Students balance school challenges by staying motivated


Sarena Danou

In order to keep motivation for school, students Alissa Kizy '18 and Semon Kappouta '18 study together.

Being unable to cope with tasks and everyday life can cause those stressed to fall behind and become unmotivated. Too much stress and too many responsibilities can tear a person apart and shut a person down. But there are ways to keep life balanced through the tough times.

“I have trouble keeping track of all of my AP classes, along with sports and work,” Lauren Puchalski ‘18 said. “I try to keep everything balanced and follow a schedule, but not everything goes how I want it to. Some days I want to come home from work and just go to bed, but in know I have school work and house things to do as well. I want to be able to do things at my own pace, but I know I cannot.”

Homework, tests, lectures and labs can overwhelm a student into giving up early into the school year if they feel like they are pushed too much and cannot juggle school and then personal life.

“School can be stressful,” Catharine Carlson ‘20 said. “I feel like we get too much homework at a time, and many times I do not have time to finish it all. I try my hardest to persevere through it and get it all done, but there are times where I just do not want to do anything but relax.”

Students who keep themselves motivated by staying positive can better avoid stress.

“I try and tell myself that everything I am doing in school is worth it,” Mahtab Mann ‘19 said. “I know that if I give up and not do anything I will regret it later. I try and stay optimistic and motivated during the year. It can be hard sometimes. I definitely want to put everything down and just give up, but I get myself together and keep going.”

Staying positive may not be enough for some students who may feel as if they need to do well because their parents, guardians or relatives expect them to.

“My parents have always told me how important my education is,” Hailey Judd ‘18 said. “I always try my hardest to do as well as I can in school so my parents are proud and I can be as successful as I can be to ensure I have a good future. My parents also advise me to not give up halfway because it will not be worth it in the end.”
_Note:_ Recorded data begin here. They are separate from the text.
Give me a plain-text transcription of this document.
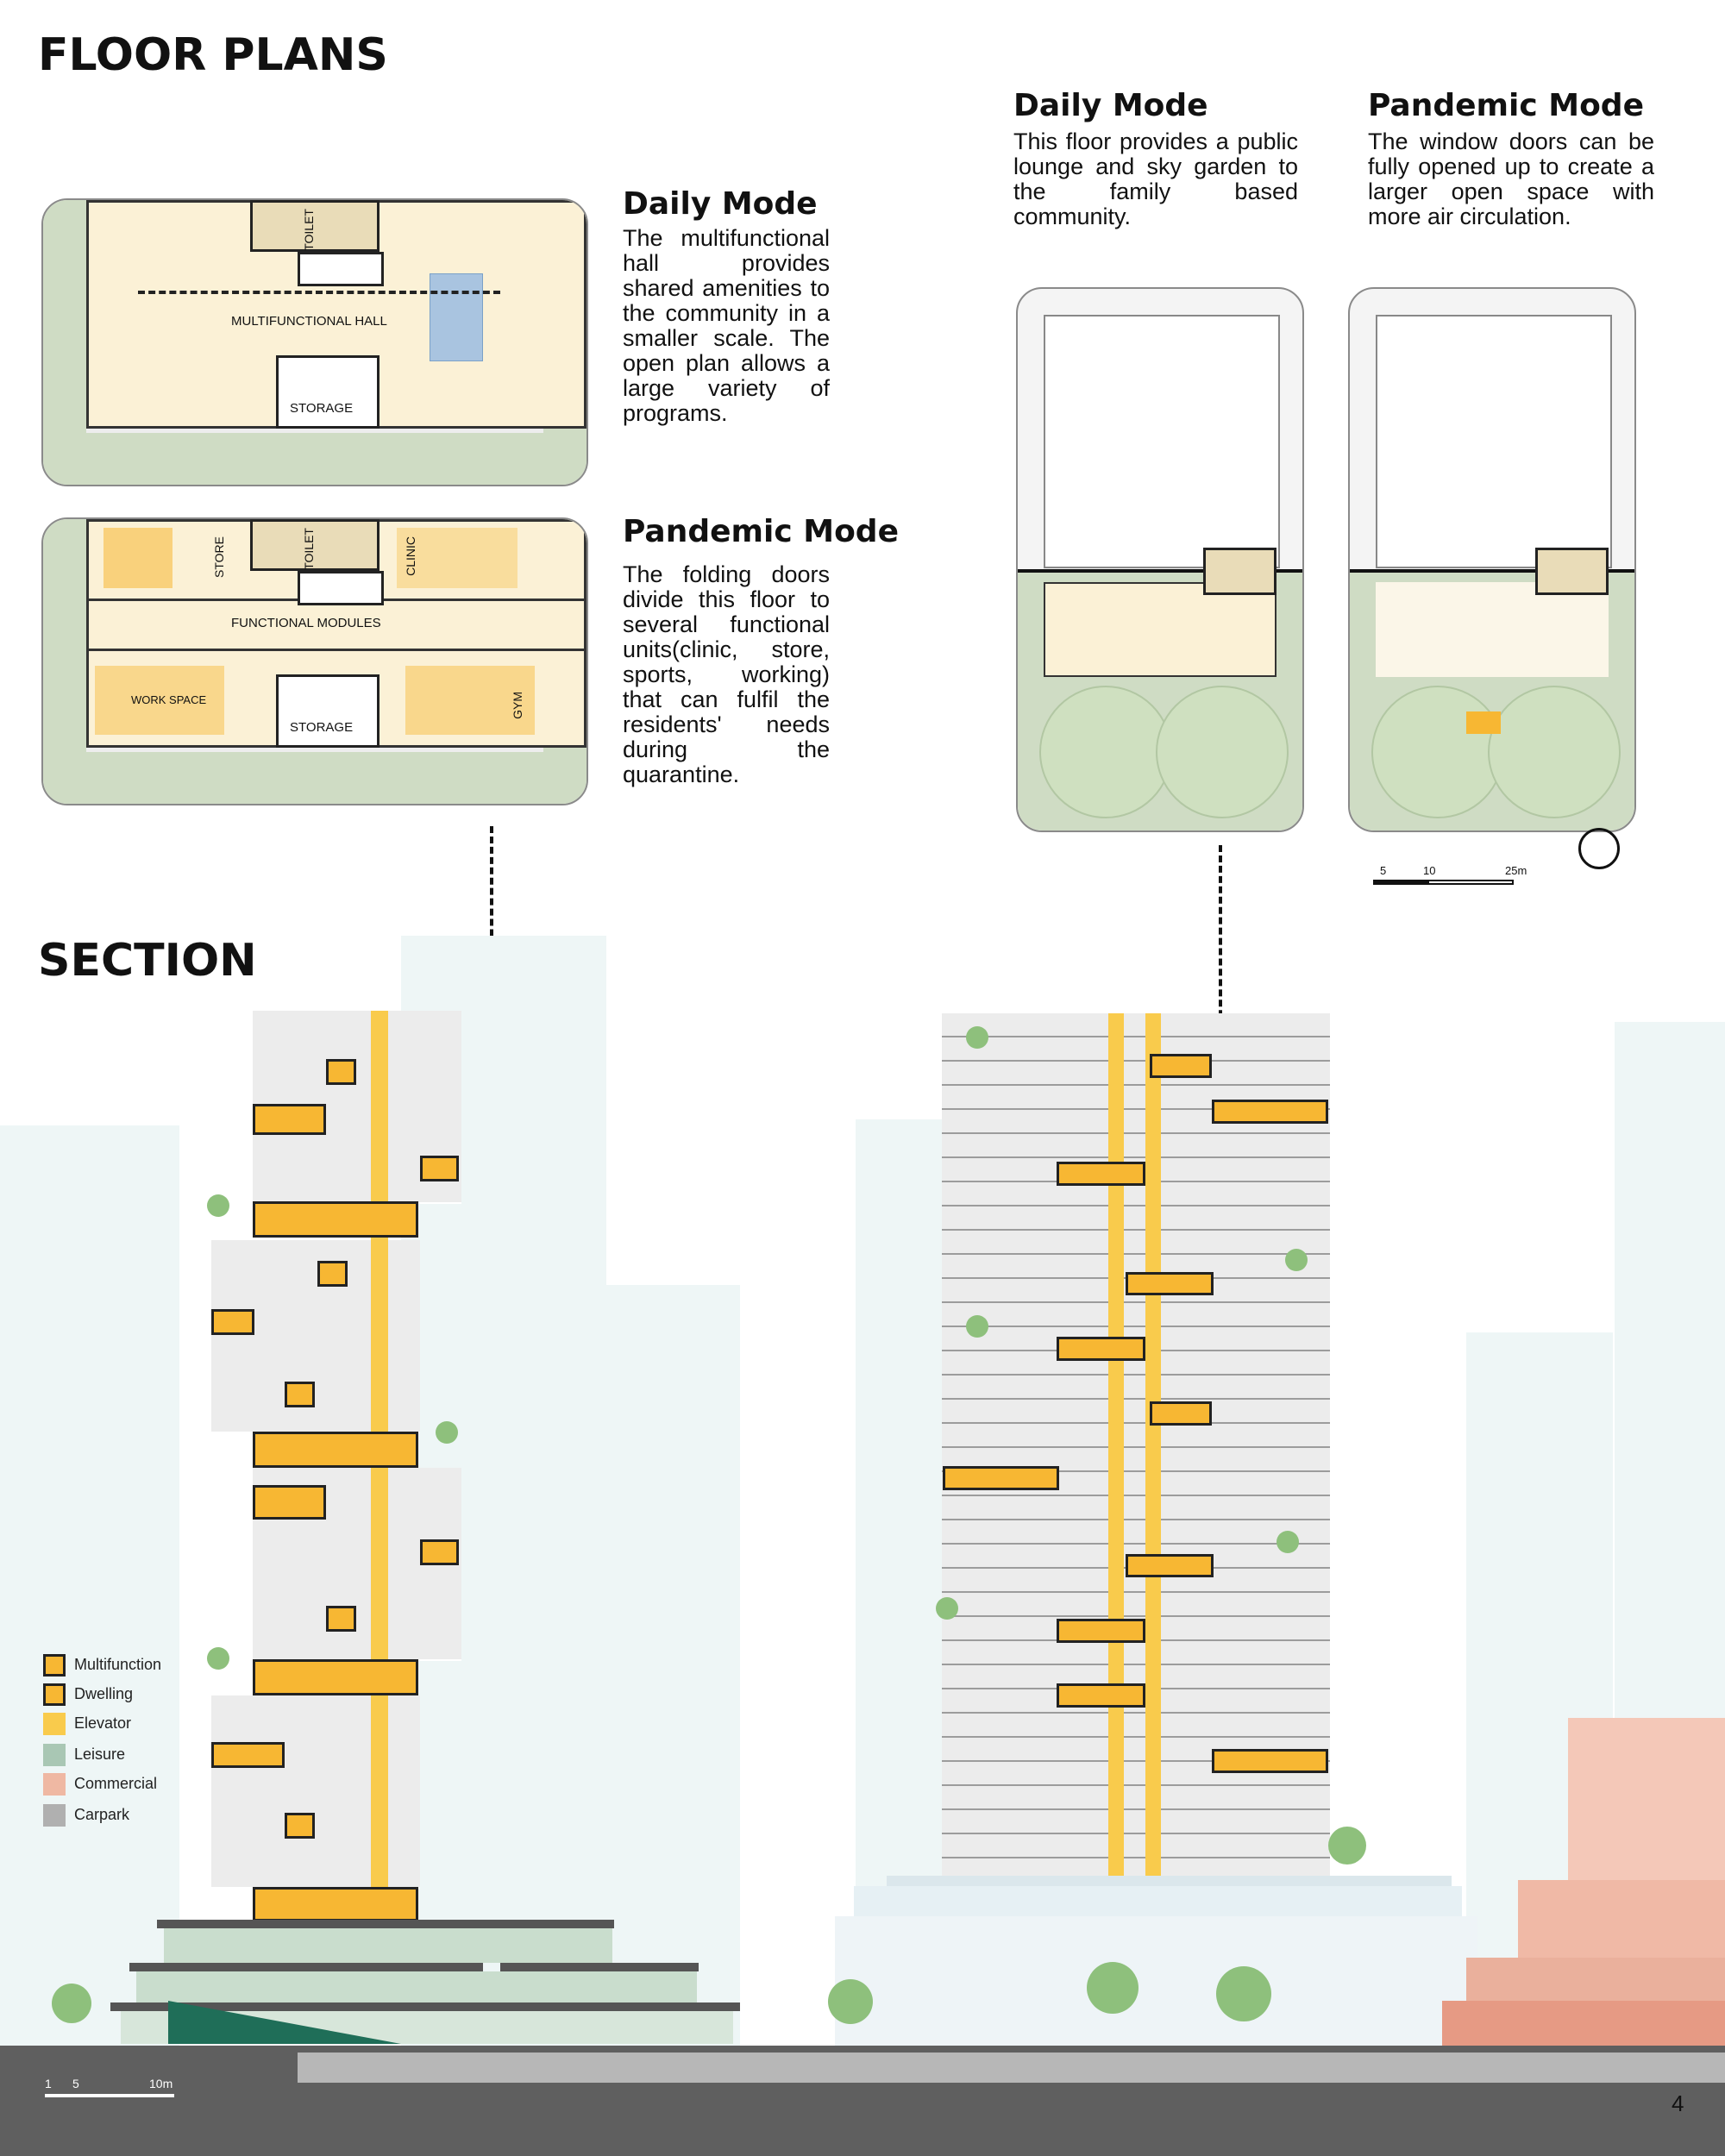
FLOOR PLANS
SECTION
TOILET
MULTIFUNCTIONAL HALL
STORAGE
Daily Mode

The multifunctional hall provides shared amenities to the community in a smaller scale. The open plan allows a large variety of programs.

TOILET
STORE	CLINIC
FUNCTIONAL MODULES
WORK SPACE
STORAGE
GYM
Pandemic Mode

The folding doors divide this floor to several functional units(clinic, store, sports, working) that can fulfil the residents' needs during the quarantine.

Daily Mode

This floor provides a public lounge and sky garden to the family based community.

Pandemic Mode

The window doors can be fully opened up to create a larger open space with more air circulation.

5	10	25m
Multifunction
Dwelling
Elevator
Leisure
Commercial
Carpark
1 5	10m
4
Keeping students interested in school may not be the easiest task, but many teachers try to make learning a good experience to help students be successful.
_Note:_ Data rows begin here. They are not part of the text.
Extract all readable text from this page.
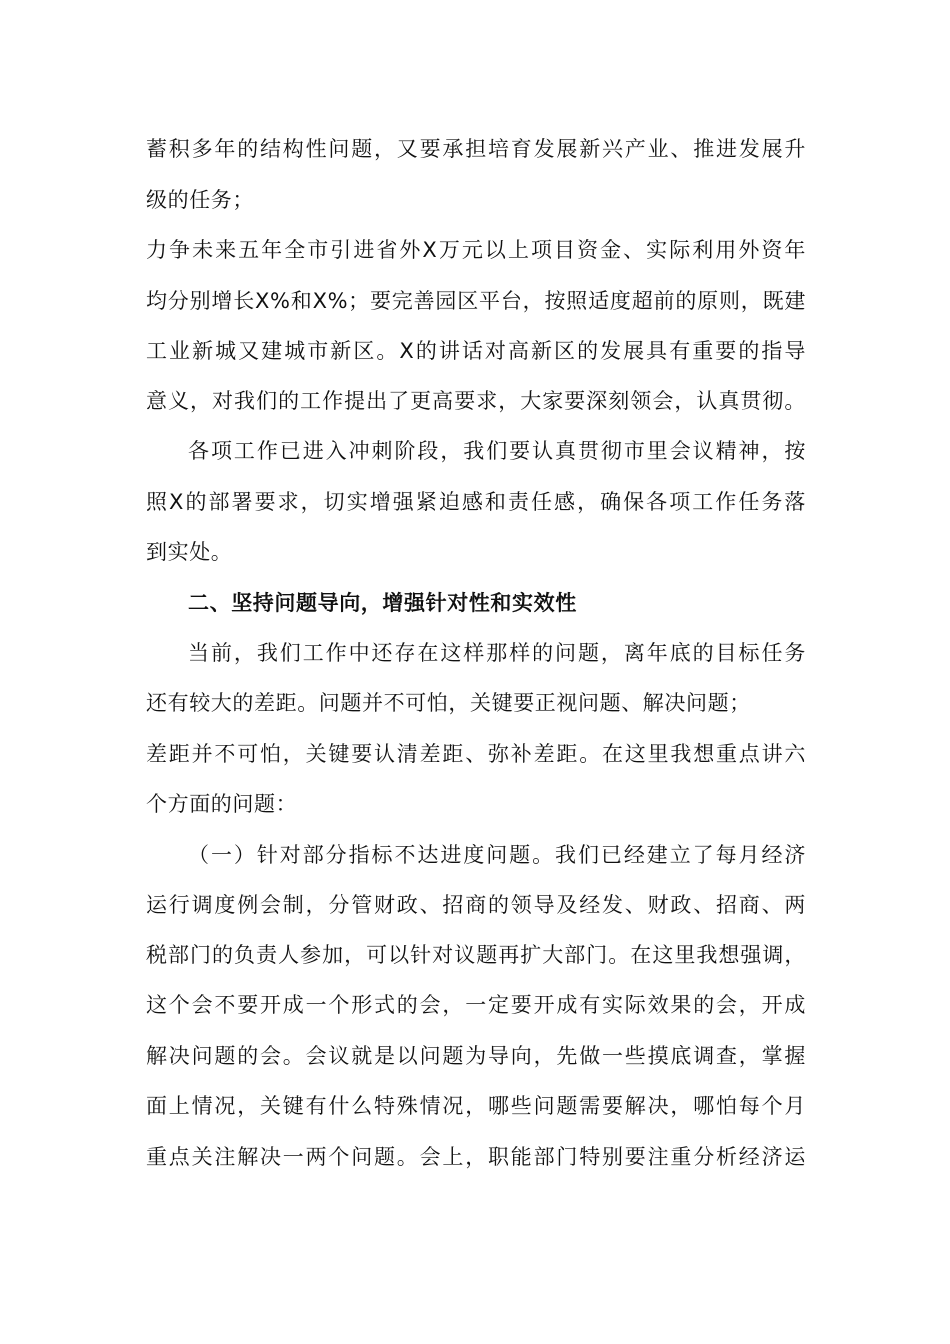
蓄积多年的结构性问题，又要承担培育发展新兴产业、推进发展升
级的任务；
力争未来五年全市引进省外X万元以上项目资金、实际利用外资年
均分别增长X%和X%；要完善园区平台，按照适度超前的原则，既建
工业新城又建城市新区。X的讲话对高新区的发展具有重要的指导
意义，对我们的工作提出了更高要求，大家要深刻领会，认真贯彻。
各项工作已进入冲刺阶段，我们要认真贯彻市里会议精神，按
照X的部署要求，切实增强紧迫感和责任感，确保各项工作任务落
到实处。
二、坚持问题导向，增强针对性和实效性
当前，我们工作中还存在这样那样的问题，离年底的目标任务
还有较大的差距。问题并不可怕，关键要正视问题、解决问题；
差距并不可怕，关键要认清差距、弥补差距。在这里我想重点讲六
个方面的问题：
（一）针对部分指标不达进度问题。我们已经建立了每月经济
运行调度例会制，分管财政、招商的领导及经发、财政、招商、两
税部门的负责人参加，可以针对议题再扩大部门。在这里我想强调，
这个会不要开成一个形式的会，一定要开成有实际效果的会，开成
解决问题的会。会议就是以问题为导向，先做一些摸底调查，掌握
面上情况，关键有什么特殊情况，哪些问题需要解决，哪怕每个月
重点关注解决一两个问题。会上，职能部门特别要注重分析经济运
“I try to vary the lessons and experiences of students so that I can appeal to all learning styles and the social/emotional needs of students and create different learning opportunities and as much student choice as possible.” Annette Christiansen, English teacher, said. “A factor that can cause many students to stress is procrastination. It may not be that students do not want to do the work, but more that they are overwhelmed with the amount of work and push it off which may cause them stress.”
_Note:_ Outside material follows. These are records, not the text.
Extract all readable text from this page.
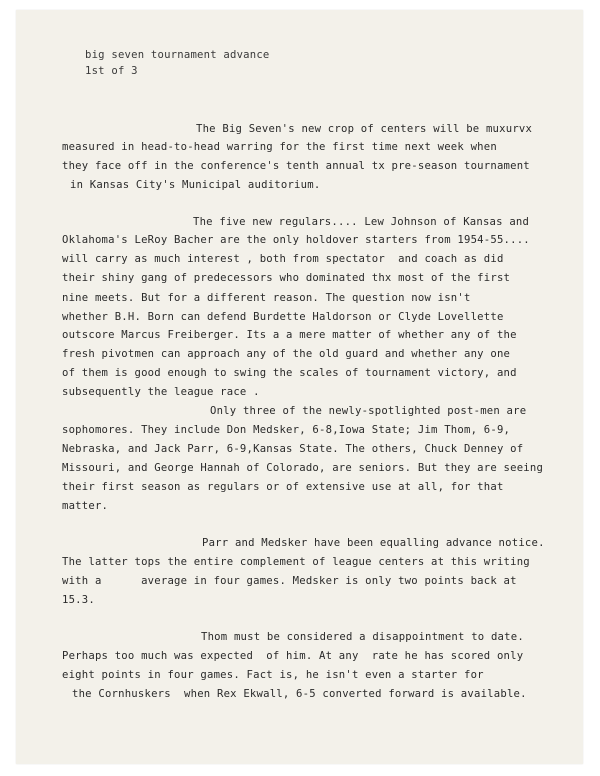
big seven tournament advance
1st of 3
The Big Seven's new crop of centers will be muxurvx
measured in head-to-head warring for the first time next week when
they face off in the conference's tenth annual tx pre-season tournament
in Kansas City's Municipal auditorium.
The five new regulars.... Lew Johnson of Kansas and
Oklahoma's LeRoy Bacher are the only holdover starters from 1954-55....
will carry as much interest , both from spectator  and coach as did
their shiny gang of predecessors who dominated thx most of the first
nine meets. But for a different reason. The question now isn't
whether B.H. Born can defend Burdette Haldorson or Clyde Lovellette
outscore Marcus Freiberger. Its a a mere matter of whether any of the
fresh pivotmen can approach any of the old guard and whether any one
of them is good enough to swing the scales of tournament victory, and
subsequently the league race .
Only three of the newly-spotlighted post-men are
sophomores. They include Don Medsker, 6-8,Iowa State; Jim Thom, 6-9,
Nebraska, and Jack Parr, 6-9,Kansas State. The others, Chuck Denney of
Missouri, and George Hannah of Colorado, are seniors. But they are seeing
their first season as regulars or of extensive use at all, for that
matter.
Parr and Medsker have been equalling advance notice.
The latter tops the entire complement of league centers at this writing
with a      average in four games. Medsker is only two points back at
15.3.
Thom must be considered a disappointment to date.
Perhaps too much was expected  of him. At any  rate he has scored only
eight points in four games. Fact is, he isn't even a starter for
the Cornhuskers  when Rex Ekwall, 6-5 converted forward is available.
Finding ways to stay focused is key.

“Students can get back on track in school by getting off technology,” Christiansen said. “Brain research shows that the distraction from technology is the death knell of learning and focus. The instant gratification technology provides does not manifest itself in most life situations. Instead, perseverance and drive are needed to solve pressing problems. These are the skills needed in the future.  Students need to teach themselves discipline. They need to find their own meaning and motivation. They are in for a rude awakening if they think in the adult world people will be working hard to keep them motivated and interested. They will have to figure those things out for themselves.”